Despite the influence of Mad Men, it's likely no one in your office enjoyed a leisurely three-martini lunch today. In fact, less than 20% of your workers take a lunch break at all, according to a new survey.
Right Management, the workforce consulting arm of ManpowerGroup, polled 1,023 North American workers and asked, "Do you regularly take a lunch break?" Turns out 39% of employees said they eat lunch at their desks, and 14% only pause for lunch (even at their desk) from time to time. A remarkable 28% reported they seldom if ever take any kind of break at all.
Part of the problem, suggest experts, is the sheer volume of work expected from employees in today's economy. To simply keep up mounting demands on their time, many workers have opted to skip the break altogether and carry on getting things done.

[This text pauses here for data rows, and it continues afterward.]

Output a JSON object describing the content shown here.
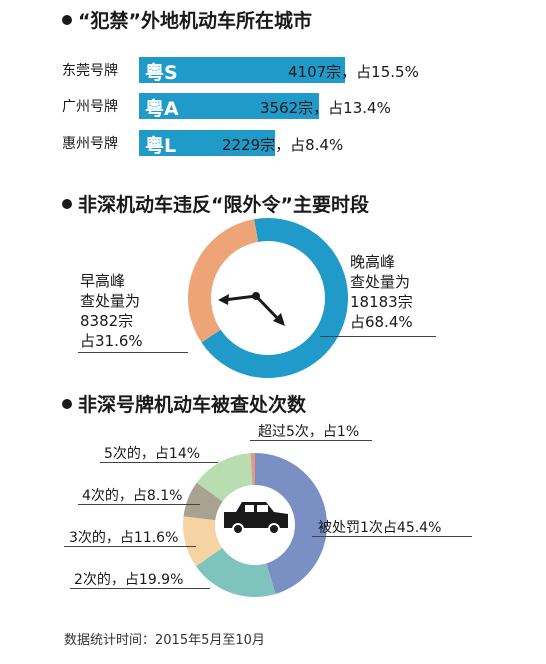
{
  "section1": {
    "title": "“犯禁”外地机动车所在城市",
    "rows": [
      {
        "name": "东莞号牌",
        "code": "粤S",
        "value_label": "4107宗，占15.5%",
        "value": 4107
      },
      {
        "name": "广州号牌",
        "code": "粤A",
        "value_label": "3562宗，占13.4%",
        "value": 3562
      },
      {
        "name": "惠州号牌",
        "code": "粤L",
        "value_label": "2229宗，占8.4%",
        "value": 2229
      }
    ]
  },
  "section2": {
    "title": "非深机动车违反“限外令”主要时段",
    "left_label": [
      "早高峰",
      "查处量为",
      "8382宗",
      "占31.6%"
    ],
    "right_label": [
      "晚高峰",
      "查处量为",
      "18183宗",
      "占68.4%"
    ]
  },
  "section3": {
    "title": "非深号牌机动车被查处次数",
    "labels": {
      "over5": "超过5次，占1%",
      "five": "5次的，占14%",
      "four": "4次的，占8.1%",
      "three": "3次的，占11.6%",
      "two": "2次的，占19.9%",
      "one": "被处罚1次占45.4%"
    }
  },
  "footer": "数据统计时间：2015年5月至10月",
  "chart_data": [
    {
      "type": "bar",
      "title": "“犯禁”外地机动车所在城市",
      "categories": [
        "东莞号牌",
        "广州号牌",
        "惠州号牌"
      ],
      "values": [
        4107,
        3562,
        2229
      ],
      "percentages": [
        15.5,
        13.4,
        8.4
      ]
    },
    {
      "type": "pie",
      "title": "非深机动车违反“限外令”主要时段",
      "labels": [
        "晚高峰",
        "早高峰"
      ],
      "values": [
        18183,
        8382
      ],
      "percentages": [
        68.4,
        31.6
      ],
      "colors": [
        "#1f9ac9",
        "#eda577"
      ]
    },
    {
      "type": "pie",
      "title": "非深号牌机动车被查处次数",
      "labels": [
        "被处罚1次",
        "2次的",
        "3次的",
        "4次的",
        "5次的",
        "超过5次"
      ],
      "percentages": [
        45.4,
        19.9,
        11.6,
        8.1,
        14,
        1
      ],
      "colors": [
        "#7a8fc4",
        "#7ec4bd",
        "#f5d3a3",
        "#a9a291",
        "#b8ddb0",
        "#e29a86"
      ]
    }
  ]
}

In many cases, corporate culture reinforces this no-break philosophy, making stepping out for a midday breather seem like an act of professional rebellion.

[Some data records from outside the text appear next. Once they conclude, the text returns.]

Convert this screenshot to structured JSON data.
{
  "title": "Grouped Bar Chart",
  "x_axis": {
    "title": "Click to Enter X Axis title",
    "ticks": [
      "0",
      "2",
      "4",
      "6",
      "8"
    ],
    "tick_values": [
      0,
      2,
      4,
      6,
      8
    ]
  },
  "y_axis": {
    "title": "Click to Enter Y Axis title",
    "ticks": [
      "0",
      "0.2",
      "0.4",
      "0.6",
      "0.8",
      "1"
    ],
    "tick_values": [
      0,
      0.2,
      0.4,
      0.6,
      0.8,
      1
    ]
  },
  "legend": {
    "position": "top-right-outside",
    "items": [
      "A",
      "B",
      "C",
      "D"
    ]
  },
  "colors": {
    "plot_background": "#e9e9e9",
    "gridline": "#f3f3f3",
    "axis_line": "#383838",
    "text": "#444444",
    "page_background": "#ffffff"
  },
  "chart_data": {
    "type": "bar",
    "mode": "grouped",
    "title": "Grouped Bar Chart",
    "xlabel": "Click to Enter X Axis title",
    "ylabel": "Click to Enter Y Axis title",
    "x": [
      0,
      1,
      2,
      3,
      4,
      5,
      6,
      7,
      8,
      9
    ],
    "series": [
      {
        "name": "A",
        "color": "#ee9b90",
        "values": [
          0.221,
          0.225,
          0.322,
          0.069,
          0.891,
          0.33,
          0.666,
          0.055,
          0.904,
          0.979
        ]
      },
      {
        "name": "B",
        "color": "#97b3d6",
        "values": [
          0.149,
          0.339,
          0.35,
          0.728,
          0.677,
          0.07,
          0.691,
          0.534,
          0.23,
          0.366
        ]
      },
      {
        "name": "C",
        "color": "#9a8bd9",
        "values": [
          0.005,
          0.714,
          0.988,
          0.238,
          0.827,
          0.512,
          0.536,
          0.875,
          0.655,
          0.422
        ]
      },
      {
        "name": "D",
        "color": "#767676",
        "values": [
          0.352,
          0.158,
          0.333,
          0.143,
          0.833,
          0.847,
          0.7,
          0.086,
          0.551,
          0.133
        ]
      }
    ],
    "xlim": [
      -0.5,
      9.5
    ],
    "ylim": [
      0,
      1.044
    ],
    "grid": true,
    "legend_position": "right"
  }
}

"One has to ask if such pressure without any let-up actually benefits the individual or the organization," says Michael Haid, senior-vice president for Talent Management at Philadelphia-based Right Management. "Does it really improve performance? What are the longer-term consequences for employee health and engagement?"

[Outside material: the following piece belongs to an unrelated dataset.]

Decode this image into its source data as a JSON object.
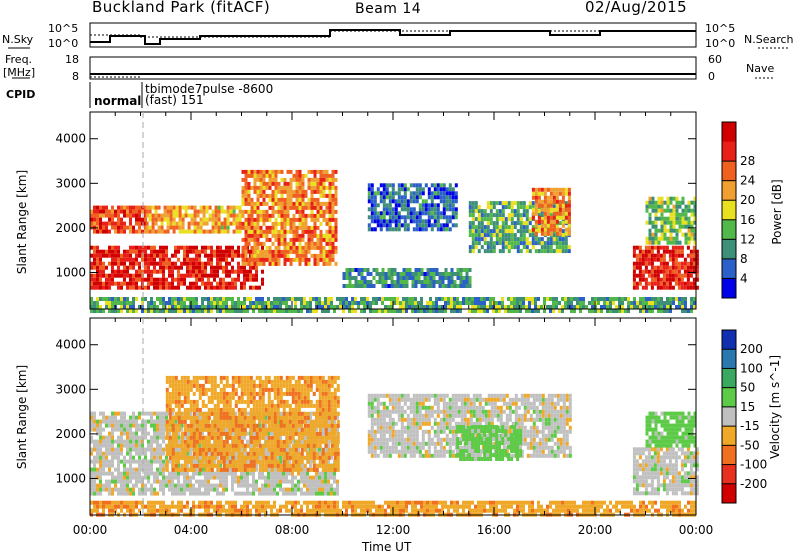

A 2001 study by the Families and Work Institute suggests the consequences for both employers and workers are costly. Along with a negative impact on attitude, behaviour and health, the report found overworked employees were more likely to experience reduced engagement at work, resulting in poorer performance and a dip in productivity.
Further support for this comes from a recent University of Toronto study found that employees who took a lunch break outside of work experienced increased productivity and work satisfaction. And Dr. James A. Levine of the Mayo Clinic told the New York Times we don't take enough breaks during the day. Rather than our common head-down approach to a non-stop 10- or 12-hour workday, he suggests intense 15-minute bursts of productivity punctuated by regular breaks. "The thought process is not designed to be continuous," he said.
"Managers should keep in mind there are limits to what employees can reasonably handle," says Haig. And as Levine told the Times, "Long hours don't mean good work—highly efficient, productive work is more valuable."
For many employers, it may take closing your doors at noon to ensure this happens.